Wer Krebs hat, muss sich zwangsweise mit der Angst auseinandersetzen. Der individuelle Umgang, persönlich wie im Kollektiv, kann der Schlüssel dafür sein, dass die Belastung weniger wird, sich der stumme Knoten löst und alle an einem Strang ziehen. Deshalb also auch der Satz des Professors: „Sie müssen Ihr Umfeld entlasten!“ Okay, dann mal her mit der Lösung. Angehörige und Freundinnen oder Freunde machen sich Gedanken: „Darf ich überhaupt fragen, wie es ihm geht? Und was fang ich dann mit der Antwort an? Darf ich ihm von meinen eigenen Problemen berichten oder ist das nicht erlaubt‘?“ oder auch „Oh, ich hab letztens was im Internet gelesen, das hilft bestimmt. Darf ich Ratschläge geben?“ Und so vieles, vieles mehr …

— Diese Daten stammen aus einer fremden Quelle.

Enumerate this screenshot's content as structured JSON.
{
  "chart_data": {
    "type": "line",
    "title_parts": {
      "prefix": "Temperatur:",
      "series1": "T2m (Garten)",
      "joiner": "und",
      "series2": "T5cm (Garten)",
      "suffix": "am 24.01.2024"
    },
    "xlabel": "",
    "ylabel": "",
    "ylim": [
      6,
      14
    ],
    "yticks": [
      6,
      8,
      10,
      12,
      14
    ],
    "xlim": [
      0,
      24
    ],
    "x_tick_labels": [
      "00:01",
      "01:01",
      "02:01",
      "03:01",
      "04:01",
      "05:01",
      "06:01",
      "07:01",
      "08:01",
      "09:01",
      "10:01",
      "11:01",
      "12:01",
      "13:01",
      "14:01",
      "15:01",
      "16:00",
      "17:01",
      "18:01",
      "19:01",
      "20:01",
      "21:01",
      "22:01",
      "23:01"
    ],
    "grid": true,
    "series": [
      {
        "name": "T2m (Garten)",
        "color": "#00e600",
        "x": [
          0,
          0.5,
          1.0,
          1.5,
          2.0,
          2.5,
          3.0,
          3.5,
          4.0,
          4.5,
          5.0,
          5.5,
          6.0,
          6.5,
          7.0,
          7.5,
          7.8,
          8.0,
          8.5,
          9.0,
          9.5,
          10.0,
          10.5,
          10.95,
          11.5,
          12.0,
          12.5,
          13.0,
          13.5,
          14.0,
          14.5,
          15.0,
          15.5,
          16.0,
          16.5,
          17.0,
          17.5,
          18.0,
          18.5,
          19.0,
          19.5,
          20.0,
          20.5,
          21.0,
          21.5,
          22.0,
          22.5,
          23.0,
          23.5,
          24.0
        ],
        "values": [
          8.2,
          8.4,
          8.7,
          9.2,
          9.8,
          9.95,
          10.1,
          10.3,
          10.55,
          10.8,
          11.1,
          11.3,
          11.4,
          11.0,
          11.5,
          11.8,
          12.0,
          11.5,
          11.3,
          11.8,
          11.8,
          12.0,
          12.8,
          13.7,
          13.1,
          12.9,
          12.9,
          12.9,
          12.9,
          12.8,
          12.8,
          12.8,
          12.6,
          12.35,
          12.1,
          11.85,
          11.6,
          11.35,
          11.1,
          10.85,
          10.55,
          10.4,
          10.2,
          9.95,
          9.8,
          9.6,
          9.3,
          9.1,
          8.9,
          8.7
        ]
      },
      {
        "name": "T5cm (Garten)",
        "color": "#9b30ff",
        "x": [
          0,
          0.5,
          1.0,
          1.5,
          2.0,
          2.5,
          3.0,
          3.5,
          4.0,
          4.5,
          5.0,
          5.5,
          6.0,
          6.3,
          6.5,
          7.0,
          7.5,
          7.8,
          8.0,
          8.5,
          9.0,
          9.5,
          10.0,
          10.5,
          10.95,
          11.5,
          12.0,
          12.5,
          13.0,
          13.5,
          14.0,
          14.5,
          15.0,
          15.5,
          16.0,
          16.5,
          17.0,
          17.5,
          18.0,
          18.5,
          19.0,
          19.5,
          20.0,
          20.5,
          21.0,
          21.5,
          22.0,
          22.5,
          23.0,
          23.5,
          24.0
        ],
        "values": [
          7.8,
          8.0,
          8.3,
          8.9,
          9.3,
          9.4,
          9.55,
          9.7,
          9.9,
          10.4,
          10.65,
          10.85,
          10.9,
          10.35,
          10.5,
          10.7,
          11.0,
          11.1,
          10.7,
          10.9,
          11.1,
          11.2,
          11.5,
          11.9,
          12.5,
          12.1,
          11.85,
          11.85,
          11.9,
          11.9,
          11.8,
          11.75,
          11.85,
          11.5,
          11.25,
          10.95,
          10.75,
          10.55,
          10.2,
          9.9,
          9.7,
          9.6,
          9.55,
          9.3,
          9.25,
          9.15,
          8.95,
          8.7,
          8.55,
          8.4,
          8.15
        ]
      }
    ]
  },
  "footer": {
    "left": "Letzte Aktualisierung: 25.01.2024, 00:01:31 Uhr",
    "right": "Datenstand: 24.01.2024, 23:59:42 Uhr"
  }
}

Meine ganz persönlichen Wünsche
Niemand aber ist Profi in Sachen Krebs. Nicht die Betroffenen, keine Ärztin und kein Arzt, niemand. Und ein Mensch, der akut in der Krankheitsphase, in der Therapiephase UND noch undefiniert lang danach in der Phase der ganzheitlichen Heilung steckt, hat spezielle Wünsche und Vorstellungen, auf die das Umfeld eingehen muss. Ich nenne mal meine damaligen:
- „Fragt mich bitte nicht mehr, wie es mir geht. Wenn ich am Tag zwanzig Mal wiederhole, wie schlecht es mir geht, dann geht es mir am Ende des Tages noch schlechter. Ich schreib ´nen Blog, da steht einmal am Tag ´n Update. Schon schreib ich nur einmal, dass es mir nicht gut geht, … und schon geht’s mir besser. Bitte, so lieb es auch gemeint ist, gebt mir keine Ratschläge, die Ihr irgendwo im Internet gefunden habt oder Euch irgendwer anders gesagt hat. Denn ich glaube nicht, dass entweder irgendwelche Kristallsteine oder fünf Kilo Kurkuma am Tag oder sonst was den Tumor zerstören.“
- „Reduziert mich nicht auf meinen Arm. Ja, in ihm steckte der Knochentumor, der herausoperiert wurde, aber ich bin mehr als der Krebs, der Tumor oder das supergeile künstliche Ellbogengelenk aus Titan.“
- „Lasst uns über den Krebs lachen und Witze reißen. Ernst ist das Ganze von Natur aus schon. Aber ich möchte mir meinen Humor nicht nehmen lassen. Das ist für mich unfassbar wichtig und meine Strategie, zu überleben.“
- „Wenn Ihr mir eine Freude machen wollt, Ihr seid meine Freunde, Ihr wisst, was ich mag. Denn ich habe immer noch die gleichen Vorlieben wie vor der Diagnose.“
In diesem Sinne danke für die Pizzen, die ich von Euch ins Krankenhaus geliefert bekommen habe, danke für die Hundebesuche, danke, dass bei Gesprächen über Fußball immer ein Stück Normalität zurückkommt.
Was ich damit versuche zu beschreiben, ist: Setzt Euch mit Euren Lieben an einen imaginären Tisch, klärt alle Ängste, räumt alle Unsicherheiten, die uns Menschen ausmachen, aus der Welt und kommuniziert miteinander. Wir waren vor der Erkrankung Menschen und sind es mit ihr erst recht. Und Ihr, die uns so sehr unterstützt, seid auch Menschen und Eure Bedürfnisse und Grenzen sind gleichwertig. Lasst nicht die Angst gewinnen. Ihr merkt, sobald wir sie Schicht um Schicht ablegen, dann ist da Kommunikation – und irgendwann am Ende die stärkste Kraft, die uns leitet: die Liebe.